Mexican daily newspaper

La Jornada (The Working Day) is one of Mexico City's leading daily newspapers. It was established in 1984 by Carlos Payán Velver. The current editor (directora general) is Carmen Lira Saade. As of 2006 it had approximately 287,000 readers in Mexico City, and, according to them, their website has approximately 180,000 daily page views.

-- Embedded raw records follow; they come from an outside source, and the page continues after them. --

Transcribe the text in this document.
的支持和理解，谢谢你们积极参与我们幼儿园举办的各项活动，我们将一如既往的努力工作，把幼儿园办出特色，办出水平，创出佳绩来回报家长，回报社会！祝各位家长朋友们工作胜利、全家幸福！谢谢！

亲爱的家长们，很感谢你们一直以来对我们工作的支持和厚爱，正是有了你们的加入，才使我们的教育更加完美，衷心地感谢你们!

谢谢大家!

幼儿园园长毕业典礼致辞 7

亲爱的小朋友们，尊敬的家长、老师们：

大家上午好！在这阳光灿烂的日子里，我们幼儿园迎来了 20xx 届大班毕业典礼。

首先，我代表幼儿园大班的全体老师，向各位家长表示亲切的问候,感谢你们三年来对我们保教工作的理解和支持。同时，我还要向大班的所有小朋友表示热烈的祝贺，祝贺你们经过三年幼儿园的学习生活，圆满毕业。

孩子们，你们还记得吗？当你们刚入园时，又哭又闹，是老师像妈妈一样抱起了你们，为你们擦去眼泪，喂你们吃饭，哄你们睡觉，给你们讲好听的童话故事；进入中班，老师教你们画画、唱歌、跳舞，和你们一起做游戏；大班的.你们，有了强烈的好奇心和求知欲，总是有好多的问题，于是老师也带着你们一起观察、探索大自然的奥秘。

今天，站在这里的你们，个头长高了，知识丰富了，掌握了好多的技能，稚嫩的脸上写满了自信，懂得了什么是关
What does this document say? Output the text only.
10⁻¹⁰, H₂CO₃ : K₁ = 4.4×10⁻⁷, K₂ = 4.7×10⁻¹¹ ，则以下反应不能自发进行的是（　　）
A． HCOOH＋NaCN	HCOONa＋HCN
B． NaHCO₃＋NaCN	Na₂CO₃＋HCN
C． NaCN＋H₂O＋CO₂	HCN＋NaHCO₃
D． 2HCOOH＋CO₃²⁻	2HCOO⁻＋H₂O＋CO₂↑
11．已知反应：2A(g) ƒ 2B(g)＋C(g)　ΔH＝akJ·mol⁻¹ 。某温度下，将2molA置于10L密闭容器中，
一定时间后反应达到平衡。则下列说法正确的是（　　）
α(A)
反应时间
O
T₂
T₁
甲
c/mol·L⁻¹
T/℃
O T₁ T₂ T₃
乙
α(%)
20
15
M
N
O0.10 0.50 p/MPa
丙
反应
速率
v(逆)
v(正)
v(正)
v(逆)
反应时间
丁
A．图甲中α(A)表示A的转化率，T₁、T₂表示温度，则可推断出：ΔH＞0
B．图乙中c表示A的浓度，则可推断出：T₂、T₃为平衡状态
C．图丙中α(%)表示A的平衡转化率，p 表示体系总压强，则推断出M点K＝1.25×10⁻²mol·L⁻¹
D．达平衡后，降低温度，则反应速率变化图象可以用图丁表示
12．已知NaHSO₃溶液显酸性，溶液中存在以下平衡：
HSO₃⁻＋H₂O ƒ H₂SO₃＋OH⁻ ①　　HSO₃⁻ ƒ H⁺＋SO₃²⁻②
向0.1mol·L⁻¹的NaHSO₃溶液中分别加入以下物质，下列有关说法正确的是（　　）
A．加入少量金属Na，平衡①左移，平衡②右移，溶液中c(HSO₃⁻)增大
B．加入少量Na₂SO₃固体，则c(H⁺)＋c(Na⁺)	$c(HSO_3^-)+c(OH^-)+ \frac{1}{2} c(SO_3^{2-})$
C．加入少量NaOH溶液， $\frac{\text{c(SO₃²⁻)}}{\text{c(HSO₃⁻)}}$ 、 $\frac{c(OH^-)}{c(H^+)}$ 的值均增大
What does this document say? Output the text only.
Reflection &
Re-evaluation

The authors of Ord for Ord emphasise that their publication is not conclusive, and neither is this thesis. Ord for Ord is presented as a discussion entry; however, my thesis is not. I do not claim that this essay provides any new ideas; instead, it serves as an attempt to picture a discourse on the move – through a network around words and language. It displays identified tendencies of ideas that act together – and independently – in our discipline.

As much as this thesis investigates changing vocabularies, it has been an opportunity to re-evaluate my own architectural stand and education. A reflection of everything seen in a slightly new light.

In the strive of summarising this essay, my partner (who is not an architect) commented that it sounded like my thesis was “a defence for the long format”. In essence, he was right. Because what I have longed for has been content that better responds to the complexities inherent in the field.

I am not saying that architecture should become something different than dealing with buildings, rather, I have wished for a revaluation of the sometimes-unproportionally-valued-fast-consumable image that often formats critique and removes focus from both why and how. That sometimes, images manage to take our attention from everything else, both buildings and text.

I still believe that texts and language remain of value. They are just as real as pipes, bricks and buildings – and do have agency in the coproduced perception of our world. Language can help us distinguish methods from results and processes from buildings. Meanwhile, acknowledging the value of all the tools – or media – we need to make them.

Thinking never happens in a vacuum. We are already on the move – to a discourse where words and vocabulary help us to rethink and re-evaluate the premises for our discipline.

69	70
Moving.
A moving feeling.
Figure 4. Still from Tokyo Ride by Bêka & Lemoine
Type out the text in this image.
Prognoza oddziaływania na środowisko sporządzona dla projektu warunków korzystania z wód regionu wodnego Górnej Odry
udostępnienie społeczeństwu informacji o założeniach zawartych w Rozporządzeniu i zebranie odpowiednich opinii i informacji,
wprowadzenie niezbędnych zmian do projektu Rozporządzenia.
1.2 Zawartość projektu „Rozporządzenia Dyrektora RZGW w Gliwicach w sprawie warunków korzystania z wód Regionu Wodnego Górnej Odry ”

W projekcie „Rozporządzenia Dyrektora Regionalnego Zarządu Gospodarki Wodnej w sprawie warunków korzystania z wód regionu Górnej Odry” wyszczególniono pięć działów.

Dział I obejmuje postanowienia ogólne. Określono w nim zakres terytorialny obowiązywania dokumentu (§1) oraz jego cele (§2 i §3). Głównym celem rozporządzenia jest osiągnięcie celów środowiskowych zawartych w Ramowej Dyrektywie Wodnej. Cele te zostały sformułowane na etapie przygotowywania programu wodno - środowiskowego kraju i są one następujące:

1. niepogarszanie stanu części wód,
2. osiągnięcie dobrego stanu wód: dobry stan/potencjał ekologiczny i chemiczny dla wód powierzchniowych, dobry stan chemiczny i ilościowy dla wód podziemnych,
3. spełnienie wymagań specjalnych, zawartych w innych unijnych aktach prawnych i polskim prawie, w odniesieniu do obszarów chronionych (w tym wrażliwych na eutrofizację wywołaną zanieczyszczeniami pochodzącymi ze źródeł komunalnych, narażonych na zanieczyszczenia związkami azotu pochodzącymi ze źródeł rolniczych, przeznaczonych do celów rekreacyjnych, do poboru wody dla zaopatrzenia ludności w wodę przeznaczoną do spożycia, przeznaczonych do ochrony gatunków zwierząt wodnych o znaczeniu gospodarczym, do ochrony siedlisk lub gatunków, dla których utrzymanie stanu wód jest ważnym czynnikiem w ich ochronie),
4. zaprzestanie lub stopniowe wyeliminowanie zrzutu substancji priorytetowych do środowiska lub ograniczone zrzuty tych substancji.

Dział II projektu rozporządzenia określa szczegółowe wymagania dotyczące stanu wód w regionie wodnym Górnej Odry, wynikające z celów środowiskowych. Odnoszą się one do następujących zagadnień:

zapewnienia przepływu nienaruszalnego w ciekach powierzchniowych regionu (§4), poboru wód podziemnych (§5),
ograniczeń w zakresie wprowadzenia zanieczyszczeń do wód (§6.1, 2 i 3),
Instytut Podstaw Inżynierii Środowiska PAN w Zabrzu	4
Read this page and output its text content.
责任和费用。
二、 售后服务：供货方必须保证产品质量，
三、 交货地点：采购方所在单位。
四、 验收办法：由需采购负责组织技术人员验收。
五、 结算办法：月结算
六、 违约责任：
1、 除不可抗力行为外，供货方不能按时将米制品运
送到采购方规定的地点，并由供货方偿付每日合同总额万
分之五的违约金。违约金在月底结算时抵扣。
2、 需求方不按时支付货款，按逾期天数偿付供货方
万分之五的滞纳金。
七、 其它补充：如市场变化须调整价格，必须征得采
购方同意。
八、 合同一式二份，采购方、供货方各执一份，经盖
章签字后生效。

The online version was launched in 1995, with no restrictions on access and a Google-based search that includes the historic archives of the newspaper. The website is hosted by the National Autonomous University of Mexico (UNAM).

==Regional Editions==
La Jornada has the following regional editions:

- La Jornada Aguascalientes
- La Jornada Baja California
- La Jornada Estado de México
- La Jornada Hidalgo
- La Jornada Maya
- La Jornada Morelos
- La Jornada de Oriente
- La Jornada San Luis
- La Jornada Veracruz
- La Jornada Zacatecas

Previously, La Jornada had editions in Guerrero, Jalisco, and Michoacán.

==Contributors==
Many of the newspaper's editorialists have academic affiliations with the UNAM or the Colegio de México.

- Julio Hernández López
- Jose Steinsleger
- Ximena Bedregal (editor of Triple Jornada)
- Eduardo Galeano (former contributor)
- Miguel Angel Rivera
- Carlos Fernández-Vega
- Alfredo Jalife-Rahme Barrios
- Julio Boltvinik
- Marlene Santos
- Patricia Peñaloza
- Mario Di Costanzo
- Gustavo Iruegas
- Iván Restrepo
- Antonio Helguera
- Arnoldo Kraus
- Enrique Galvan Ochoa
- Carlos Fazio
- Gustavo Esteva
- León Bendesky
- Elena Poniatowska
- Hermann Bellinghausen
- José Cueli
- Leonardo Garcia Tsao
- Mario Benedetti
- Carlos Monsiváis
- Joan Martinez Alier
- John Saxe Fernandez
- Abraham Nuncio Limón
- Verónica Murguía editor of the bi-weekly column "Las rayas de la cebra" since 2000

It occasionally translates and includes op-eds from Robert Fisk, Noam Chomsky, James Petras, Howard Zinn, Greg Palast and others. Fidel Castro also repeatedly contributed to the newspaper as an author.

==Reception==
Noam Chomsky described La Jornada as "maybe the only real independent newspaper in the hemisphere".